C. LA MONTAGNE, DES TERRITOIRES FRAGILES PARTICULIÈREMENT EXPOSÉS

Comme on l'a indiqué plus haut, la montagne subit un changement climatique accéléré, qui se traduit par des impacts sur la biodiversité, une transformation des paysages, l'intensification de certains risques naturels, mais aussi la fragilisation des activités étroitement liées à l'identité et à l'équilibre économique des territoires montagnards : le pastoralisme et le tourisme du ski.

1. Le changement climatique fragilise les activités pastorales

Les activités pastorales, qui sont au coeur des activités agricoles de montagne, seront impactées par les changements climatiques en cours.

En première analyse, l'effet du réchauffement climatique ne paraît pas négatif. La hausse des températures associée à la réduction de la période d'enneigement permettra en effet à la végétation de démarrer plus tôt dans la saison et de pousser plus tard en automne. Le premier effet du réchauffement est donc un allongement de la période de végétation, ce qui est en soi plutôt favorable à la production. Cependant, en lien direct avec la hausse des températures, l'évapotranspiration va également s'accroitre. Elle a déjà augmenté de 8 % à 13 % depuis trente ans dans les Alpes, ce qui s'est traduit par une baisse du bilan hydrique annuel de 15 % environ 38 ( * ) . Par suite, certains alpages qui jusqu'à présent n'étaient pas confrontés au problème de l'assèchement des sols vont être soumis à des périodes de sécheresse , tandis que ceux qui subissent déjà des périodes de sècheresse vont voir la fréquence des épisodes secs augmenter et leur durée s'allonger.

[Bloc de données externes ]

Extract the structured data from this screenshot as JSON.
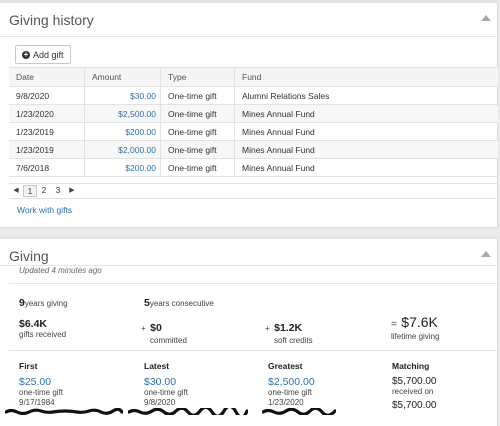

Une seconde difficulté pourrait se poser : l'augmentation des épisodes de gel après le démarrage de la végétation au printemps et à l'automne, susceptible de provoquer une baisse de la quantité et de la qualité de la ressource fourragère.

La combinaison de ces impacts du changement climatique sur la production fourragère va sans doute obliger les éleveurs à une gestion beaucoup plus dynamique du fourrage . Ils devront en récolter plus durant les périodes productives (printemps, automne) pour le redistribuer en été. Toutefois, si une telle politique ne pose pas de difficultés en plaine, elle est plus difficile à mettre en oeuvre en montagne. En raison de l'altitude, de la pente, des difficultés d'accès aux zones d'alpage, des conditions climatiques plus rudes et plus volatiles, les espaces montagnards sont en effet moins facilement mécanisables que les plaines. Il n'est donc pas certain que le stockage/déstockage du fourrage y soit possible partout.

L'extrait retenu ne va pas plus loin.